Unable to rise above the illogic of his path to office, he has been captive
to the dictates of all manner of narrow interests. He is remote-controlled,
it is clear, from Ota Farm. As “leaders” go, he has been a sorry
sight to behold, his statecraft marked by hesitancy where decisiveness was called
for, paralysis where agility was required. The point is this: That the best
guarantee that a leader would serve the public interest, and be accountable
to the citizenry, is to assure that such a leader’s mandate emanates from
the unfettered will of the people.
Those who believe in Yar’Adua’s soundness for the job of President,
and who swear by his sense of mission, ought to wish for the man’s rescue
from the encumbrance of his “election.” In one of the admirable
pronouncements of his time in Abuja, Yar’Adua has acknowledged that he
is the beneficiary of an election fraught with malpractices. He spoke the truth,
even if he chose to do so in euphemistic language. He has also argued that he
would have won in a transparent contest. That strikes me both as a lie and an
act of grave self-indictment. Given the degree to which Nigerians loathe Obasanjo,
and the public perception that Yar’Adua was chosen by the former president
as a man to be trusted with cloaking Obasanjo’s manifold crimes, Nigerians
would have had to act counter-intuitively to vote for Yar’Adua. But even
if we allow, for the sake of argument, that Yar’Adua would have won fairly,
then his cooperation in a massively rigged election becomes even more grievous
and unforgivable.
Assuming that Ogebe debunks INEC’s lie that the presidential polls were
credibly conducted, Yar’Adua should now take his political life in his
hands. He should make his case to Nigerians as to why he considers himself the
man that fits the current Nigerian moment. He should submit his credentials,
as governor and impostor-president, to the scrutiny of the Nigerian people.

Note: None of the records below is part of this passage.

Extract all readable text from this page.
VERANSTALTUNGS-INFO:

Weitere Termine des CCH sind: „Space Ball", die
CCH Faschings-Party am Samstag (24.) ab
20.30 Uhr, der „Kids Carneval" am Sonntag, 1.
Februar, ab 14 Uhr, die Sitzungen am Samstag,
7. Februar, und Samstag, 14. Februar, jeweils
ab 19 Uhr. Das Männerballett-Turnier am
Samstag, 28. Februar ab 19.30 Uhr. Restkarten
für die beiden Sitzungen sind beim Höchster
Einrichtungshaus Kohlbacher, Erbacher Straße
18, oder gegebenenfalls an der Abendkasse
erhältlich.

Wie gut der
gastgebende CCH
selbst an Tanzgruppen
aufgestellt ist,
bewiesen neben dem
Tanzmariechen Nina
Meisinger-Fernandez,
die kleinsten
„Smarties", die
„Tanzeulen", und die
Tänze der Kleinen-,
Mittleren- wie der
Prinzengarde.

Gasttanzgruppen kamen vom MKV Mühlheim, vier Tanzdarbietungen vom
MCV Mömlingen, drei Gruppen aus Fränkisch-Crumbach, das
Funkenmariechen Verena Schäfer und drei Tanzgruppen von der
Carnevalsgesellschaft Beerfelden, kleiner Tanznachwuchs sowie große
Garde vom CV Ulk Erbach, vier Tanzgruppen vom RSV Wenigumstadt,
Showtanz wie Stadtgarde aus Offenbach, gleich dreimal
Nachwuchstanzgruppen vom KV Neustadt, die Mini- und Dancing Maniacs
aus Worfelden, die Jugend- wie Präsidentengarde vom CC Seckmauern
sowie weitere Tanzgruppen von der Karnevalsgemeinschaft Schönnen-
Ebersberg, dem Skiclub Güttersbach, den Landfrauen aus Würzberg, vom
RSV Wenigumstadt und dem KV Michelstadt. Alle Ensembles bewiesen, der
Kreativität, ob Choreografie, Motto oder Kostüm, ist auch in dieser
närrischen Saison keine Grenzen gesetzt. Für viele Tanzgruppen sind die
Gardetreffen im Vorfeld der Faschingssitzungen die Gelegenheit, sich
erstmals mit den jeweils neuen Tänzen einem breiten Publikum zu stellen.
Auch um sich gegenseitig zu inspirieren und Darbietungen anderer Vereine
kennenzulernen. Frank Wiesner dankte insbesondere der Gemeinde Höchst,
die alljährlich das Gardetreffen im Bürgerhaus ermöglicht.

Above all, he must convince Nigerians that when he speaks, they may rest assured
that it is Yar’Adua speaking rather than Obasanjo borrowing his voice.
Possessed of no powers of clairvoyance, I cannot presume to know how Justice
Ogebe and his colleagues are going to rule today. But I sure hope the tribunal
has the courage to undo the rape of the Nigerian voter that was consummated
on April 21, 2007. Regardless of the tribunal’s verdict, Nigerians ought
to brook no confusion about one man, Maurice Iwu. Each passing day, the world
receives new information that illuminates the scale of Iwu’s connivance
in a series of electoral heists. Iwu’s hired apologists may write as shamelessly
as they wish to put a gloss on his disastrous record, but sensible people cannot
be fooled. It is beyond partisan politics: Iwu ought to go, and now is the time
to boot him from his perch.
Iwu’s leadership is called to question each time a tribunal throws another
“election” in the trash bin. In Benue State senatorial races, Iwu
and his commission have scored zero percent! Lest we forget, more than three
hundred Nigerians perished in the violence that attended Iwu’s sham of
an election. To leave Iwu in an office he has devalued is to betray the memory
of those who died needlessly in an orchestrated deception. Nigeria wasted billions
of naira in an exercise that was designed to be a travesty, and each naira of
those billions might have gone into more meaningful national investments. Iwu
should be facing a jury, not thumping his chest at decent society while falsely
accusing himself of being an accomplished electoral umpire.